Texas executed Edward Busby Jr. Thursday evening in Huntsville, marking the state’s 600th lethal injection since it resumed carrying out the death penalty in 1982.
Busby, 53, was pronounced dead at 8:11 p.m. at the state penitentiary for the 2004 robbery and murder of 77-year-old retired Texas Christian University professor Laura Lee Crane in Fort Worth. Busby and an accomplice abducted Crane from a grocery store parking lot, robbed her, bound her with duct tape and left her to suffocate in the trunk of her car. His accomplice received a life sentence.
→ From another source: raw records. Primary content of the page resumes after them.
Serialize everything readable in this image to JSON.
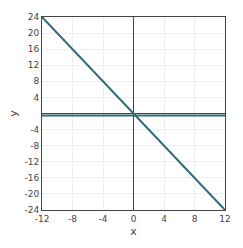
{
  "chart_data": {
    "type": "line",
    "x": [
      -12,
      12
    ],
    "series": [
      {
        "color": "#2e6b7a",
        "values": [
          -0.5,
          -0.5
        ]
      },
      {
        "color": "#2e6b7a",
        "values": [
          24,
          -24
        ]
      }
    ],
    "xlabel": "x",
    "ylabel": "y",
    "xlim": [
      -12,
      12
    ],
    "xticks": [
      -12,
      -8,
      -4,
      0,
      4,
      8,
      12
    ],
    "ylim": [
      -24,
      24
    ],
    "yticks": [
      -24,
      -20,
      -16,
      -12,
      -8,
      -4,
      4,
      8,
      12,
      16,
      20,
      24
    ],
    "grid": true
  }
}
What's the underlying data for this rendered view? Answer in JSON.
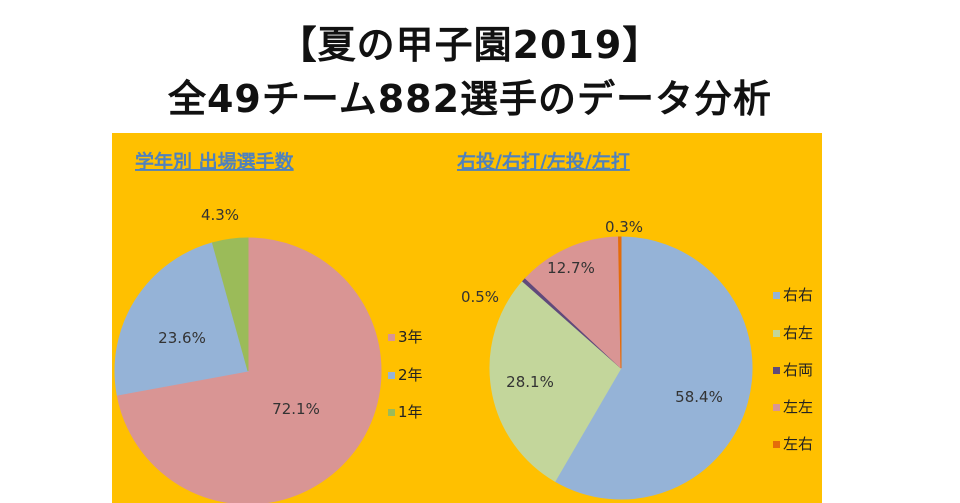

The execution came hours after the U.S. Supreme Court lifted a stay in a 6-3 decision. Busby’s attorneys had argued he was intellectually disabled and therefore ineligible for execution under U.S. Supreme Court precedent. Experts for both the prosecution and defense had reached the same conclusion about his disability.
Texas has executed more people than any other state since the U.S. Supreme Court reinstated the death penalty nationwide in 1976. The state’s first modern-era execution came in 1982, when Charlie Brooks became the first person in the United States put to death by lethal injection. Texas carried out 361 executions by electric chair before a nationwide moratorium in 1972.
Most of Texas’ 600 executions occurred between the mid-1990s and mid-2010s, peaking at 40 in 2000. The pace has slowed sharply in recent years as new death sentences have declined and courts have reviewed older cases. Harris County alone accounts for more than 130 executions, far more than any other county in the nation.
The milestone underscores Texas’ long-standing role as the national leader in capital punishment even as the overall use of the death penalty continues to decline across the United States.